Физические недостатки и тяжелые болезни одного из супругов не считались основанием для развода: среди разводных писем XVIII в. встречаются упоминания о разных болезнях, которые мешали «брачному сожитию» («нога правая отгнила и по всему телу великая болезнь», «заражены сущи гнилцем и канцеровой болезнью (рак)», «в болшее всего тела приходит разорение и смрадное согнитие» и др.), — но ни одно из прошений не удовлетворено…[577]
Оставить супруга в болезни, одного, на верную смерть считалось нравственно недопустимым. Тем более для крестьян не были поводом к разводу и избиения мужем жены. Власти предпочитали не разводить, а настаивали на том, чтобы супруги сделали попытку «проживать совместно».[578] Женщины при таком равнодушии к их жалобам либо становились «совершенно покорныя» и «послушливыя», либо отвечали насилием на насилие («Я-де тебе не поддамся, напротиво ево Саву ударила ж рукою и схватав за волосы била головою об стену и лице нохтями сарапала…»);[579] порой они могли решиться и на убийство, и на самоубийство.[580] Часто они бросали ненавистных супругов и пускались «в бега». Мужья в этом случае имели право на возвращение беглых «женок» обратно в семью (что было весьма типично для крестьянского быта). Подобного права — но в отношении беглых мужей — женщины не имели.[581]Но все-таки можно прийти к выводу о том, что, несмотря на частое отсутствие реальной возможности изменить свою судьбу при сравнительно широких формальных правах, российские крестьянки XVIII в. — прежде всего на Урале и в Западной Сибири — все-таки пытались «найти правду».

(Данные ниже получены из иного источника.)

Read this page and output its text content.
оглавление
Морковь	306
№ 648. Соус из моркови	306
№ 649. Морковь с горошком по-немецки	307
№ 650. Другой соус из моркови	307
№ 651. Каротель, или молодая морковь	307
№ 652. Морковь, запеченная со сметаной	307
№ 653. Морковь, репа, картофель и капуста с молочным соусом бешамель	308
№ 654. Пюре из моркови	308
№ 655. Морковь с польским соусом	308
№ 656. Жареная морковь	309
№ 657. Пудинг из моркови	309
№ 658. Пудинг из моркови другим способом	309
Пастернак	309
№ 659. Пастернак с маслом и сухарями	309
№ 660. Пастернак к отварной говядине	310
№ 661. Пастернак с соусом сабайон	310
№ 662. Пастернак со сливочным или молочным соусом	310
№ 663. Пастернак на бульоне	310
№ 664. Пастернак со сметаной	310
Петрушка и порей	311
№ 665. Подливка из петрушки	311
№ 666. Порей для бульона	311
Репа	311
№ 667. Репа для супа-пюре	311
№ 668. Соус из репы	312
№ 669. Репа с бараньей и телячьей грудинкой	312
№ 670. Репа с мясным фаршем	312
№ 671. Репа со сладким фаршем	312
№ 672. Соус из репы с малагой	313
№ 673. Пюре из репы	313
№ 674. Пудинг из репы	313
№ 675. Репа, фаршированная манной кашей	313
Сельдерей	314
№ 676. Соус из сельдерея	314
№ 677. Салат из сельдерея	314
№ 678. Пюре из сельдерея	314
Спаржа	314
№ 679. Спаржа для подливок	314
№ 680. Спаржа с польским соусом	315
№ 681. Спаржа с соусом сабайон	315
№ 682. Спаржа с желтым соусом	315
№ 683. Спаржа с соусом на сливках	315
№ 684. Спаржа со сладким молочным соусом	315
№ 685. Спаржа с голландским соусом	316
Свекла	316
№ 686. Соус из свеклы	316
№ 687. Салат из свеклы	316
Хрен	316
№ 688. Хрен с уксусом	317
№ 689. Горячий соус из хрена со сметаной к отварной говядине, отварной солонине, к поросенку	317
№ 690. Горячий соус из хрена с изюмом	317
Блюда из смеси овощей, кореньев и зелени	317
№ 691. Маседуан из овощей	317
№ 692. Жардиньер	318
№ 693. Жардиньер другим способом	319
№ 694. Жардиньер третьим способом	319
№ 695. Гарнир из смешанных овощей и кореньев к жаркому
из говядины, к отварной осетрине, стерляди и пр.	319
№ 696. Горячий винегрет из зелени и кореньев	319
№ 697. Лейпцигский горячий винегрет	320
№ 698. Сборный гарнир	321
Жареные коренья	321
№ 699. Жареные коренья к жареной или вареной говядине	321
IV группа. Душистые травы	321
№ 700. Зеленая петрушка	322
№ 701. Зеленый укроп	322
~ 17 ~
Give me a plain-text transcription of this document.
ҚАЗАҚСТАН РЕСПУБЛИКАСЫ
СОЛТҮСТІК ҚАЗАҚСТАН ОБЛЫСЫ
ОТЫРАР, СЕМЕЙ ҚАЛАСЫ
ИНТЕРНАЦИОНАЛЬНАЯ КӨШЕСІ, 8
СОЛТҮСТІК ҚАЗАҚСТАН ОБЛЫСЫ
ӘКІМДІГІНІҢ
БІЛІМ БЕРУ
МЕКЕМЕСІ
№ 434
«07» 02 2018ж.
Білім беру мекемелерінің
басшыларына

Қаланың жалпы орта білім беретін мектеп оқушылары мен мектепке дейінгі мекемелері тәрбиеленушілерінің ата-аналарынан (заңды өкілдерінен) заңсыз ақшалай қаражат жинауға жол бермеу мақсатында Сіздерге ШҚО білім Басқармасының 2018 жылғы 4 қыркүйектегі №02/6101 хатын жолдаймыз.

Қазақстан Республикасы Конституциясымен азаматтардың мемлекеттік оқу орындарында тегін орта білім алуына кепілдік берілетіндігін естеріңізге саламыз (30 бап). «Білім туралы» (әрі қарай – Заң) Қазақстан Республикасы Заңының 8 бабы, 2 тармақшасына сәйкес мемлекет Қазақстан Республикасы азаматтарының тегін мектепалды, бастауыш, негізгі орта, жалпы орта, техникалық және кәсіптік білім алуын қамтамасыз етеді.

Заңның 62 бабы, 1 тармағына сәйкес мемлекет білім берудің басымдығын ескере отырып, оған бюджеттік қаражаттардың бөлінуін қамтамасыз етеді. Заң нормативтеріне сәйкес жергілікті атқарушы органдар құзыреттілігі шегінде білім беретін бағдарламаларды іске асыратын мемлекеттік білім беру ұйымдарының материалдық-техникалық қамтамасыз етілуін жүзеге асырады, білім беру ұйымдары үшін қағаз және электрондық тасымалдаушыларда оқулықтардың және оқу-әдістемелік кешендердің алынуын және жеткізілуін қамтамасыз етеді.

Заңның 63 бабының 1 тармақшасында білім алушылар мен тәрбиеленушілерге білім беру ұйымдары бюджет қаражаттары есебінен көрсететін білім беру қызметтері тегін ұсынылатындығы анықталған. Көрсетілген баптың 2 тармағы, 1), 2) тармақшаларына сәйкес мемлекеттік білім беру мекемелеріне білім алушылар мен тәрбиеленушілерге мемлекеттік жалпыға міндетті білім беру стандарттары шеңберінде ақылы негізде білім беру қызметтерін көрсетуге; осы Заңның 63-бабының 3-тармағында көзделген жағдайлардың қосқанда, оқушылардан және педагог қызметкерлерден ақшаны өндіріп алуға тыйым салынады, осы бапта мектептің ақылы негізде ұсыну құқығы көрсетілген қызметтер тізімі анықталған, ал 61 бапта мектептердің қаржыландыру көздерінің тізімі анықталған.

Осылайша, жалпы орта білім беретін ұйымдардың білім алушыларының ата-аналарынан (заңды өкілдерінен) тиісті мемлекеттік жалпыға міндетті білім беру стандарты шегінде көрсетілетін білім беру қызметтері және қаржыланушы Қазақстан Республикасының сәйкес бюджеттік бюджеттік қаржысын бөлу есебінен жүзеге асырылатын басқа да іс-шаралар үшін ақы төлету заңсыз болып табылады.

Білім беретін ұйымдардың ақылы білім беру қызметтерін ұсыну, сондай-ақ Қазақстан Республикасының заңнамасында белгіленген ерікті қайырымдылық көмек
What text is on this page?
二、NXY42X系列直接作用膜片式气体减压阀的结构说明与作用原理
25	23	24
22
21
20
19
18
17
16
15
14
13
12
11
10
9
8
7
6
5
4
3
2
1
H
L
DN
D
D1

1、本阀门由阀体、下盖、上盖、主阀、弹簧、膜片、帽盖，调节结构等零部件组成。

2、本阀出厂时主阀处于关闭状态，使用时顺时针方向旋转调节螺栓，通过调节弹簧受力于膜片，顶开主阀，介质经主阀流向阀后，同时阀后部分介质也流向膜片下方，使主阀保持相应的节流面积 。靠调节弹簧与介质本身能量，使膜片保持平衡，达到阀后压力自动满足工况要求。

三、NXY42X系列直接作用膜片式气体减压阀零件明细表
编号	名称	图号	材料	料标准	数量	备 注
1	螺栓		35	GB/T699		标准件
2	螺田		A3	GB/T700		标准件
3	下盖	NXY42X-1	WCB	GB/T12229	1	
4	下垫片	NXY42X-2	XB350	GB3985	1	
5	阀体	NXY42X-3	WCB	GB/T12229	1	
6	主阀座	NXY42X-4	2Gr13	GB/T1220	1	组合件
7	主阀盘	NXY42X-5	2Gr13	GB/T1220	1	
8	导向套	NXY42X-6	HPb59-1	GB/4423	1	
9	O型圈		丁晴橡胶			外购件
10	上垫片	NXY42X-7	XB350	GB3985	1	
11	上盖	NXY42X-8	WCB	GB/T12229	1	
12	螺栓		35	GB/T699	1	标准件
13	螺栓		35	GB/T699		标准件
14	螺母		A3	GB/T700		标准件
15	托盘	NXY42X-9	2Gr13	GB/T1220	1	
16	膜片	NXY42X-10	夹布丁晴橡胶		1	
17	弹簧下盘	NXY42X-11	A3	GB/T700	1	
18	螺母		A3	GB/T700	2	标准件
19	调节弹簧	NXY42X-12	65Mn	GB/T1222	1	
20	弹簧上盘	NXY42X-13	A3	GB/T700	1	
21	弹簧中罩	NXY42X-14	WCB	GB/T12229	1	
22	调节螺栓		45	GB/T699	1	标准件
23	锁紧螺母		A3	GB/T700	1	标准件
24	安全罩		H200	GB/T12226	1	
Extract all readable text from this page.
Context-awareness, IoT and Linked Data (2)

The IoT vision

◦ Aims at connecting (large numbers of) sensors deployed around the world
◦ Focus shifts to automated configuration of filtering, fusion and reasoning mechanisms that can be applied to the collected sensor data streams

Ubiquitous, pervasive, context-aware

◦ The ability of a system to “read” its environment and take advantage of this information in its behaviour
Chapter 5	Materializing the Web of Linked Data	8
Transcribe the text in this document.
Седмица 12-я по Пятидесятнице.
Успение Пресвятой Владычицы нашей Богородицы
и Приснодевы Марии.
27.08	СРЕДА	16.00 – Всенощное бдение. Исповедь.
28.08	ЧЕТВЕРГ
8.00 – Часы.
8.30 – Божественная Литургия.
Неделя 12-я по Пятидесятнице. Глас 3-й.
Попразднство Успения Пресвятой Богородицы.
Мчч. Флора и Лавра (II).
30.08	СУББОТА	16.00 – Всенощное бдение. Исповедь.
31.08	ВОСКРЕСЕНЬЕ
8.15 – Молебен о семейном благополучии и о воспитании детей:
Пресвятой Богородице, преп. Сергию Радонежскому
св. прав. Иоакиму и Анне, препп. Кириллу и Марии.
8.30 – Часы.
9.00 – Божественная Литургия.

Начало трансформаций в семейном статусе и повседневном быте женщин всех сословий было связано с именем Петра Великого, реформы которого перевернули старый уклад жизни. Продолжение последовало после смерти Петра, в годы «российского матриархата» (1725–1796 гг.). Обстановка преобразований способствовала формированию в России новых моделей поведения и быта, появлению человека нового времени.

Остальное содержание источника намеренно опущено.